Wesprzyj nas już teraz!
Co więcej, WHO chce dodatkowo zmienić nazwę choroby, ponieważ „małpia ospa” może „stygmatyzować” mieszkańców Afryki Zachodniej, a nawet…zwierzęta.
I tak właśnie prawda o nowym patogenie ustępuje politycznej poprawności i tęczowemu homo-lobby. A przecież dokonuje się to kosztem zdrowia samych zainteresowanych, gdyż – choć nowy wariant jest dużo łagodniejszy od poprzednich – jego śmiertelność wciąż oceniana jest na 1 proc. (znacznie więcej niż w przypadku osławionego COVID-19), na chorobę wciąż nie ma lekarstwa, a szczepionki nie działają, jeżeli nie zostały podane w dzieciństwie.
W masowej akcji dezinformacyjnej biorą udział podmioty, które jeszcze nie tak dawno troską o zdrowie wycierały gębę pełną moralizatorskich frazesów, stosując przy tym szantaż emocjonalny i moralny, dzieląc ludzi na lepszych i gorszych, nie przewidując dla nich miejsca w „odpowiedzialnym” społeczeństwie.

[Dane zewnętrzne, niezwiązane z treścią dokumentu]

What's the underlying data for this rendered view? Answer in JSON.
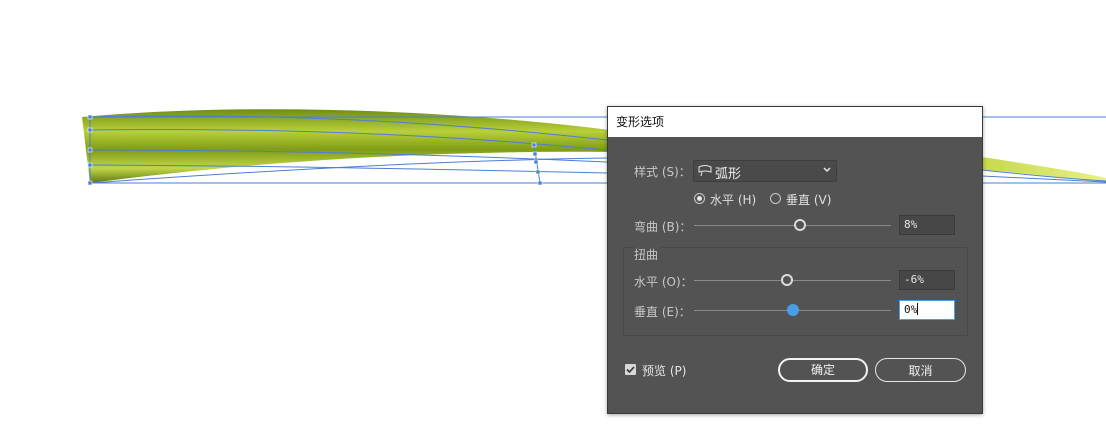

Ale paradoksalnie, pozostała po COVID-19 pandemiczna fiksacja opinii publicznej, pragnącej jak najszybciej informować o odkryciu nowych patogenów, przyczyniła się do uświadomienia społeczeństwu dawno zapomnianej prawdy o medycznych konsekwencjach ryzykownych zachowań seksualnych.
Na własną odpowiedzialność
Ogłupieni mantrą „love is love” zaczęliśmy wierzyć, że kontakty seksualne -homo czy -hetero, to w zasadzie to samo. A że tak nie jest, mówią nam sami przedstawiciele tęczowych środowisk. To w tych społecznościach panuje niewspółmierny do reszty społeczeństwa nacisk na kwestie związane ze zdrowiem seksualnym. Przykładowo, grupa Stonewall prowadzi w Poznaniu specjalną przychodnię specjalizującą się w diagnostyce chorób wenerycznych, w kampanii promocyjnej używając maskotek „gangu weneraków” okraszonej hasłem „złap je wszystkie!”
„Zasady akcji są proste: wykonujesz test lub pakiet badań w kierunku dowolnej choroby przenoszonej drogą płciową. Za wizytę otrzymujesz pieczątkę. A za 10 pieczątek możesz wybrać sobie jednego Weneraka, czyli zabawną maskotkę. Możesz wybrać: Rzeżączkę Marzenę, Krętka Andrzeja (krętek blady wywołuje kiłę), Brodawczaka Bartosza (wirus brodawczaka ludzkiego – HPV), Opryszczkę Kasię oraz Chlamydię Anetę” – czytamy w opisie akcji. A teraz wyobraźmy sobie taką sytuację w jakiejkolwiek innej przychodni, bez sześciokolorowego szyldu.
Również tajemnicą poliszynela w środowisku pornograficznym – przecież „branży” podwyższonego ryzyka – pozostaje lęk przed kontaktami z „aktorami” biseksualnymi, jako, że ryzyko złapania jakiejś przypadłości wzrasta w takich przypadkach o 60 proc.
Paradoksalnie, szaleństwo wokół małpiej ospy zbiegło się w czasie z „miesiącem dumy” (PRIDE), podczas którego dewiacyjna międzynarodówka zwraca na siebie uwagę całego świata. I zwróciła, choć pewnie nie z tego powodu, jaki chcieliby organizatorzy.